Decisamente, la situazione stava prendendo una piega bizzarra. Quindi lui si ricordava della loro conversazione. E al novantanove percento delle possibilità quella sua ultima affermazione non era altro che un altro modo per sfotterla. La Vasari, giusto per fare un po’ la preziosa e far vedere che si era totalmente dimenticata del loro primo incontro, fu tentata per un secondo di fare la gnorri e chiedere come facesse a sapere che lei frequentava gli scout. Poi si rese conto che sarebbe stata una cosa ipocrita. Con una risatina, iniziò a controbattere.
“Non tutti gli scout hanno una bassa soglia del dolore. Io sì, ma le due cose non sono collegate. La natura mi ha creata resistente”. Che cazzata da dire, realizzò nell’attimo stesso in cui pronunciava quelle parole. Lei era ancora in piedi a torcersi le mani, indecisa su cosa fare, mentre l’altro sembrava scomparso nello stanzino del materiale. Elena si concesse un piccolo momento di gioia perché forse lui poteva non aver sentito l’insulsa frase che aveva appena detto. Egli tornò poco dopo sventolando un ghiaccio secco con un’espressione da pazzo psicopatico.
“Beh, allora vuol dire che la natura quando ti ha creata sapeva già che avresti fatto gli scout”. La studentessa corrugò la fronte per un secondo, sorridendo. Prese al volo il ghiaccio che le veniva lanciato e se lo rigirò tra le mani per un secondo. “Uhm, non… Non serve, davvero. E’ una pallonata. Non mi serve il ghiaccio.”, ma lui sembrava deciso a sprecare parte del suo kit medico di pronto soccorso, quindi le rispose: “Se stai dicendo così solo perché non sai come fare diventare ghiacciato quel coso, faccio io, eh”. Lo disse con tutta la naturalezza del mondo, senza traccia di malizia.

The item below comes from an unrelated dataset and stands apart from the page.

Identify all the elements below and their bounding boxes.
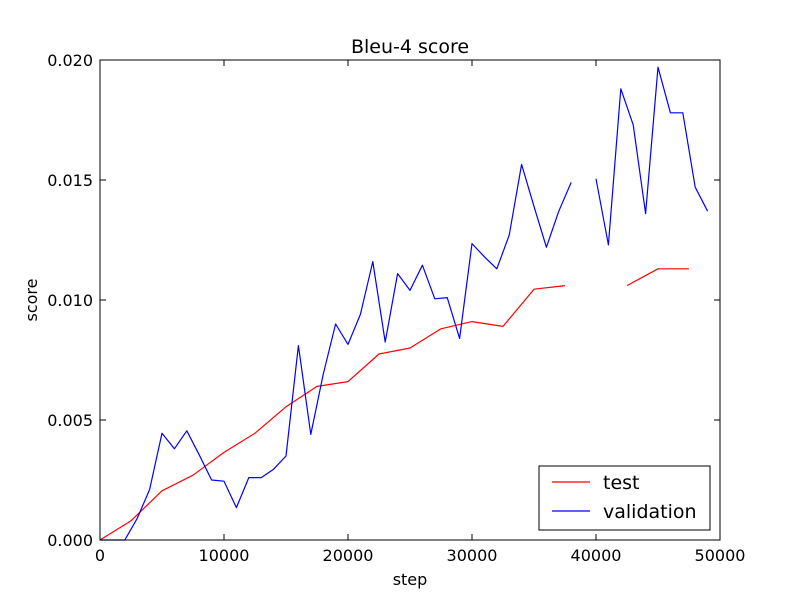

“Io…”, iniziò lei, premendo il sacchettino nel mezzo e sperando che la sua forza da pettirosso riuscisse a spaccare quello che c’era da spaccare. “…So come accenderlo. Ecco fatto”. Sorrise soddisfatta e alzò il ghiaccio come se fosse un trofeo di caccia verso il punto in cui prima si trovava il bidello. Ma era scomparso. Stava in pratica parlando al nulla. Beh, che dire…
Fece un segno di saluto con la mancina e si avviò verso la porta. Quello era proprio uno di quegli aneddoti che andavano raccontati a Matteo. Aiutata dalla luce del lampione già accesa, frugò nella borsa alla ricerca dello smartphone e non appena l’ebbe trovato entrò nella chat con lui. Avviandosi verso la bici iniziò a digitare il racconto. “Aspetta!” Gesù, pensò lei,  cazzo c’è ancora? Rivuole indietro il ghiaccio mezzo usato? “Sì?”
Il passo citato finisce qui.